Nonostante le lezioni fossero sospese in occasione del Ponte di Ognissanti, gli studenti presenti, sotto la supervisione di alcuni insegnanti (la professoressa Manuela Marangon, responsabile dei rapporti con il territorio, e i docenti Gennaro Belfiore, Luca Romani e Monica Ronco) hanno svolto con grande motivazione e professionalità l’attività di 'Guide turistiche': hanno fornito ai turisti, anche in lingua straniera, informazioni sul territorio Unesco e sulle specificità degli Infernot, dalle qualità della pietra da cantoni alle modalità di conservazione del vino.

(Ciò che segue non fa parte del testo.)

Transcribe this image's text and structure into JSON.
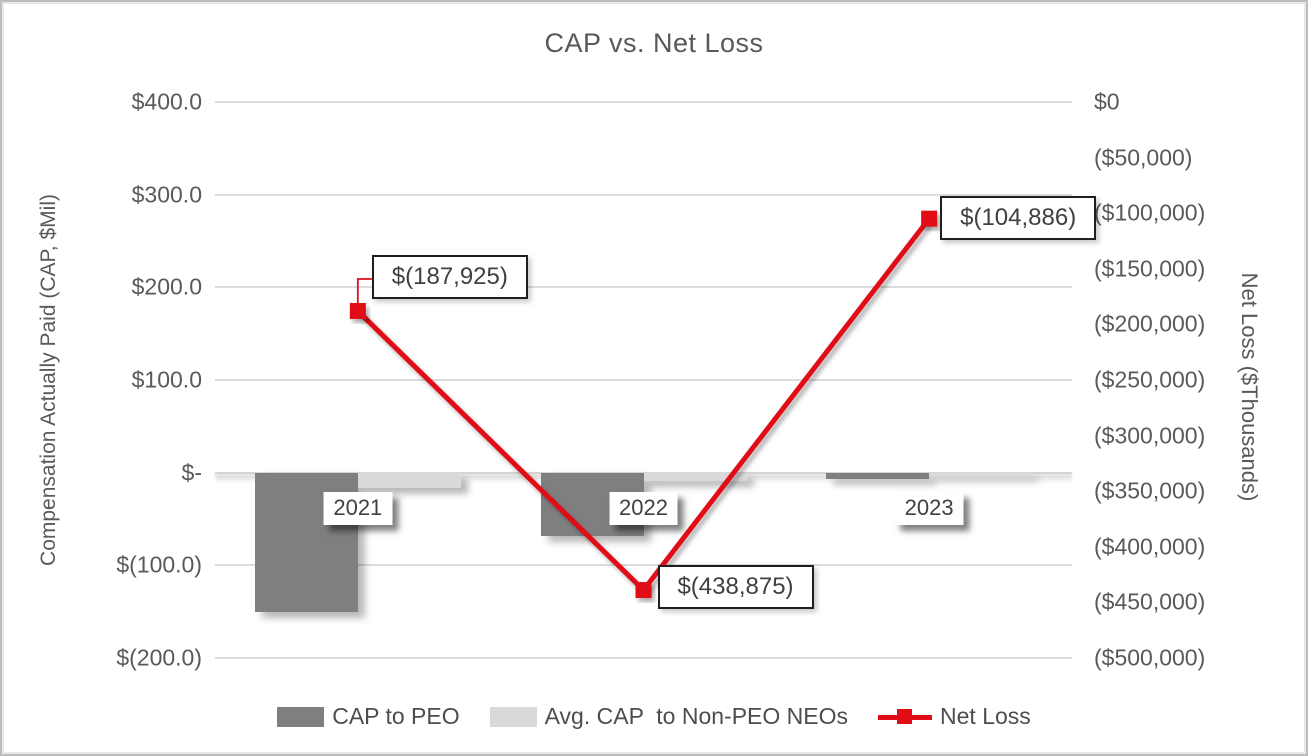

Il 'Leardi', grazie alla partecipazione di Martina Gazzi e Giorgia Starno, allieve della 4°A corso Grafica e Comunicazione, ha fornito per l’intera giornata un servizio di fotografico per immortalare le principali attività della manifestazione.

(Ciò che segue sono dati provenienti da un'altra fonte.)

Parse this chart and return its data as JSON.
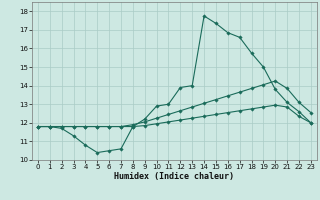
{
  "xlabel": "Humidex (Indice chaleur)",
  "xlim": [
    -0.5,
    23.5
  ],
  "ylim": [
    10,
    18.5
  ],
  "yticks": [
    10,
    11,
    12,
    13,
    14,
    15,
    16,
    17,
    18
  ],
  "xticks": [
    0,
    1,
    2,
    3,
    4,
    5,
    6,
    7,
    8,
    9,
    10,
    11,
    12,
    13,
    14,
    15,
    16,
    17,
    18,
    19,
    20,
    21,
    22,
    23
  ],
  "background_color": "#cde8e2",
  "grid_color": "#aaccc6",
  "line_color": "#1a6b5a",
  "line1_x": [
    0,
    1,
    2,
    3,
    4,
    5,
    6,
    7,
    8,
    9,
    10,
    11,
    12,
    13,
    14,
    15,
    16,
    17,
    18,
    19,
    20,
    21,
    22,
    23
  ],
  "line1_y": [
    11.8,
    11.8,
    11.7,
    11.3,
    10.8,
    10.4,
    10.5,
    10.6,
    11.8,
    12.2,
    12.9,
    13.0,
    13.9,
    14.0,
    17.75,
    17.35,
    16.85,
    16.6,
    15.75,
    15.0,
    13.8,
    13.1,
    12.6,
    12.0
  ],
  "line2_x": [
    0,
    1,
    2,
    3,
    4,
    5,
    6,
    7,
    8,
    9,
    10,
    11,
    12,
    13,
    14,
    15,
    16,
    17,
    18,
    19,
    20,
    21,
    22,
    23
  ],
  "line2_y": [
    11.8,
    11.8,
    11.8,
    11.8,
    11.8,
    11.8,
    11.8,
    11.8,
    11.9,
    12.05,
    12.25,
    12.45,
    12.65,
    12.85,
    13.05,
    13.25,
    13.45,
    13.65,
    13.85,
    14.05,
    14.25,
    13.85,
    13.1,
    12.55
  ],
  "line3_x": [
    0,
    1,
    2,
    3,
    4,
    5,
    6,
    7,
    8,
    9,
    10,
    11,
    12,
    13,
    14,
    15,
    16,
    17,
    18,
    19,
    20,
    21,
    22,
    23
  ],
  "line3_y": [
    11.8,
    11.8,
    11.8,
    11.8,
    11.8,
    11.8,
    11.8,
    11.8,
    11.8,
    11.85,
    11.95,
    12.05,
    12.15,
    12.25,
    12.35,
    12.45,
    12.55,
    12.65,
    12.75,
    12.85,
    12.95,
    12.85,
    12.35,
    12.0
  ]
}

(La delegazione del 'Leardi' con la dirigente scolastica Nicoletta Berrone e il professor Ilenio Celoria)

L’attività rientra fra le attività progettate dall’Istituto relative ai nuovi percorsi per le competenze trasversali e per l’orientamento (ex Alternanza Scuola-Lavoro) per proporre agli studenti un’azione didattica integrata, con lo scopo di consolidare le connessioni tra gli apprendimenti in contesti formali, informali e non formali, valorizzando oltre alle competenze professionali anche l’aspetto emotivo e relazionale come parte sostanziale del processo di formazione.

“È stata una bellissima esperienza e sono molto felice di aver partecipato a questa manifestazione che non conoscevo” sostiene Jeisson de Souza Yuri della classe 4°A Turismo, a commento dell’iniziativa. “Ho approfondito la conoscenza della cultura e delle tradizioni locali del Monferrato. è stato un vero lavoro di squadra, che mi ha permesso di comunicare costruttivamente in ambienti diversi e di condividere la mia emozione anche con tutti i visitatori che mi hanno ascoltato”.

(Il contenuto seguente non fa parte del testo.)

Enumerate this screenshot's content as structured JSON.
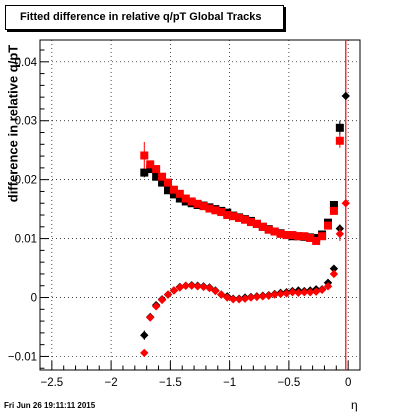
{
  "chart_data": {
    "type": "scatter",
    "title": "Fitted difference in relative q/pT  Global Tracks",
    "xlabel": "η",
    "ylabel": "difference in relative q/pT",
    "xlim": [
      -2.6,
      0.1
    ],
    "ylim": [
      -0.0123,
      0.0437
    ],
    "x_ticks": [
      -2.5,
      -2,
      -1.5,
      -1,
      -0.5,
      0
    ],
    "x_tick_labels": [
      "−2.5",
      "−2",
      "−1.5",
      "−1",
      "−0.5",
      "0"
    ],
    "y_ticks": [
      -0.01,
      0,
      0.01,
      0.02,
      0.03,
      0.04
    ],
    "y_tick_labels": [
      "−0.01",
      "0",
      "0.01",
      "0.02",
      "0.03",
      "0.04"
    ],
    "grid": true,
    "vertical_line": {
      "x": -0.02,
      "color": "#ff0000"
    },
    "series": [
      {
        "marker": "square",
        "color": "#000000",
        "x": [
          -1.72,
          -1.67,
          -1.62,
          -1.57,
          -1.52,
          -1.47,
          -1.42,
          -1.37,
          -1.32,
          -1.27,
          -1.22,
          -1.17,
          -1.12,
          -1.07,
          -1.02,
          -0.97,
          -0.92,
          -0.87,
          -0.82,
          -0.77,
          -0.72,
          -0.67,
          -0.62,
          -0.57,
          -0.52,
          -0.47,
          -0.42,
          -0.37,
          -0.32,
          -0.27,
          -0.22,
          -0.17,
          -0.12,
          -0.07
        ],
        "y": [
          0.0212,
          0.0218,
          0.0205,
          0.0195,
          0.0182,
          0.0175,
          0.0168,
          0.0163,
          0.016,
          0.0157,
          0.0156,
          0.0153,
          0.015,
          0.0147,
          0.0144,
          0.0139,
          0.0136,
          0.0133,
          0.013,
          0.0125,
          0.012,
          0.0116,
          0.0112,
          0.0109,
          0.0106,
          0.0104,
          0.0104,
          0.0103,
          0.0102,
          0.0101,
          0.0107,
          0.0127,
          0.0157,
          0.0288
        ],
        "err": [
          0.0008,
          0.0005,
          0.0005,
          0,
          0,
          0,
          0,
          0,
          0,
          0,
          0,
          0,
          0,
          0,
          0,
          0,
          0,
          0,
          0,
          0,
          0,
          0,
          0,
          0,
          0,
          0,
          0,
          0,
          0,
          0,
          0,
          0,
          0,
          0.0012
        ]
      },
      {
        "marker": "square",
        "color": "#ff0000",
        "x": [
          -1.72,
          -1.67,
          -1.62,
          -1.57,
          -1.52,
          -1.47,
          -1.42,
          -1.37,
          -1.32,
          -1.27,
          -1.22,
          -1.17,
          -1.12,
          -1.07,
          -1.02,
          -0.97,
          -0.92,
          -0.87,
          -0.82,
          -0.77,
          -0.72,
          -0.67,
          -0.62,
          -0.57,
          -0.52,
          -0.47,
          -0.42,
          -0.37,
          -0.32,
          -0.27,
          -0.22,
          -0.17,
          -0.12,
          -0.07
        ],
        "y": [
          0.0241,
          0.0226,
          0.0218,
          0.0205,
          0.0195,
          0.0183,
          0.0176,
          0.0168,
          0.0163,
          0.0159,
          0.0155,
          0.0151,
          0.0148,
          0.0145,
          0.014,
          0.0138,
          0.0135,
          0.0132,
          0.0128,
          0.0125,
          0.012,
          0.0115,
          0.0112,
          0.0108,
          0.0106,
          0.0106,
          0.0104,
          0.0104,
          0.0101,
          0.0096,
          0.0104,
          0.0122,
          0.0147,
          0.0266
        ],
        "err": [
          0.0023,
          0.0006,
          0.0005,
          0,
          0,
          0,
          0,
          0,
          0,
          0,
          0,
          0,
          0,
          0,
          0,
          0,
          0,
          0,
          0,
          0,
          0,
          0,
          0,
          0,
          0,
          0,
          0,
          0,
          0,
          0,
          0,
          0,
          0,
          0.0012
        ]
      },
      {
        "marker": "diamond",
        "color": "#000000",
        "x": [
          -1.72,
          -1.67,
          -1.62,
          -1.57,
          -1.52,
          -1.47,
          -1.42,
          -1.37,
          -1.32,
          -1.27,
          -1.22,
          -1.17,
          -1.12,
          -1.07,
          -1.02,
          -0.97,
          -0.92,
          -0.87,
          -0.82,
          -0.77,
          -0.72,
          -0.67,
          -0.62,
          -0.57,
          -0.52,
          -0.47,
          -0.42,
          -0.37,
          -0.32,
          -0.27,
          -0.22,
          -0.17,
          -0.12,
          -0.07,
          -0.02
        ],
        "y": [
          -0.0064,
          -0.0033,
          -0.0013,
          -0.0003,
          0.0005,
          0.0012,
          0.0018,
          0.002,
          0.0021,
          0.002,
          0.0019,
          0.0017,
          0.0012,
          0.0005,
          0.0002,
          -0.0002,
          -0.0002,
          0,
          0.0001,
          0.0002,
          0.0003,
          0.0004,
          0.0006,
          0.0008,
          0.0009,
          0.0011,
          0.0012,
          0.0011,
          0.0012,
          0.0014,
          0.0014,
          0.0025,
          0.0049,
          0.0117,
          0.0342
        ],
        "err": [
          0.0008,
          0,
          0,
          0,
          0,
          0,
          0,
          0,
          0,
          0,
          0,
          0,
          0,
          0,
          0,
          0,
          0,
          0,
          0,
          0,
          0,
          0,
          0,
          0,
          0,
          0,
          0,
          0,
          0,
          0,
          0,
          0,
          0,
          0.0007,
          0
        ]
      },
      {
        "marker": "diamond",
        "color": "#ff0000",
        "x": [
          -1.72,
          -1.67,
          -1.62,
          -1.57,
          -1.52,
          -1.47,
          -1.42,
          -1.37,
          -1.32,
          -1.27,
          -1.22,
          -1.17,
          -1.12,
          -1.07,
          -1.02,
          -0.97,
          -0.92,
          -0.87,
          -0.82,
          -0.77,
          -0.72,
          -0.67,
          -0.62,
          -0.57,
          -0.52,
          -0.47,
          -0.42,
          -0.37,
          -0.32,
          -0.27,
          -0.22,
          -0.17,
          -0.12,
          -0.07,
          -0.02
        ],
        "y": [
          -0.0094,
          -0.0034,
          -0.0015,
          -0.0004,
          0.0005,
          0.0012,
          0.0017,
          0.002,
          0.002,
          0.0019,
          0.0018,
          0.0016,
          0.0011,
          0.0005,
          0.0,
          -0.0003,
          -0.0003,
          -0.0002,
          0.0,
          0.0001,
          0.0002,
          0.0003,
          0.0005,
          0.0006,
          0.0007,
          0.0009,
          0.0008,
          0.0009,
          0.0009,
          0.001,
          0.0013,
          0.0019,
          0.004,
          0.0108,
          0.016
        ],
        "err": [
          0,
          0,
          0,
          0,
          0,
          0,
          0,
          0,
          0,
          0,
          0,
          0,
          0,
          0,
          0,
          0,
          0,
          0,
          0,
          0,
          0,
          0,
          0,
          0,
          0,
          0,
          0,
          0,
          0,
          0,
          0,
          0,
          0,
          0.0012,
          0
        ]
      }
    ]
  },
  "footer": {
    "timestamp": "Fri Jun 26 19:11:11 2015"
  }
}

Grande soddisfazione viene espressa anche dal Dirigente Scolastico del 'Leardi', prof.ssa Nicoletta Berrone: “L’Istituto da sempre è attento alle esigenze del territorio e, anche in questa occasione, ha aderito a un’iniziativa ormai consolidata per promuovere e valorizzare la nostra storia e le nostre tradizioni: un ringraziamento a tutti gli alunni e ai docenti che, nonostante la pausa didattica, hanno prestato le loro energie e il loro tempo per una finalità così importante. Esprimo tutta la mia stima anche verso il prof. Ilenio Celoria, docente di Laboratori tecnici e artistici, che ha potuto mostrare presso la sede dell’Ecomuseo della Pietra da Cantoni una presentazione sulle visite virtuali agli Infernot attraverso l’uso delle nuove tecnologie”.

A tutti gli studenti il comune di Cella Monte ha offerto il pranzo e ha rilasciato un attestato di partecipazione che andrà ad arricchire il curriculum vitae di ciascun alunno.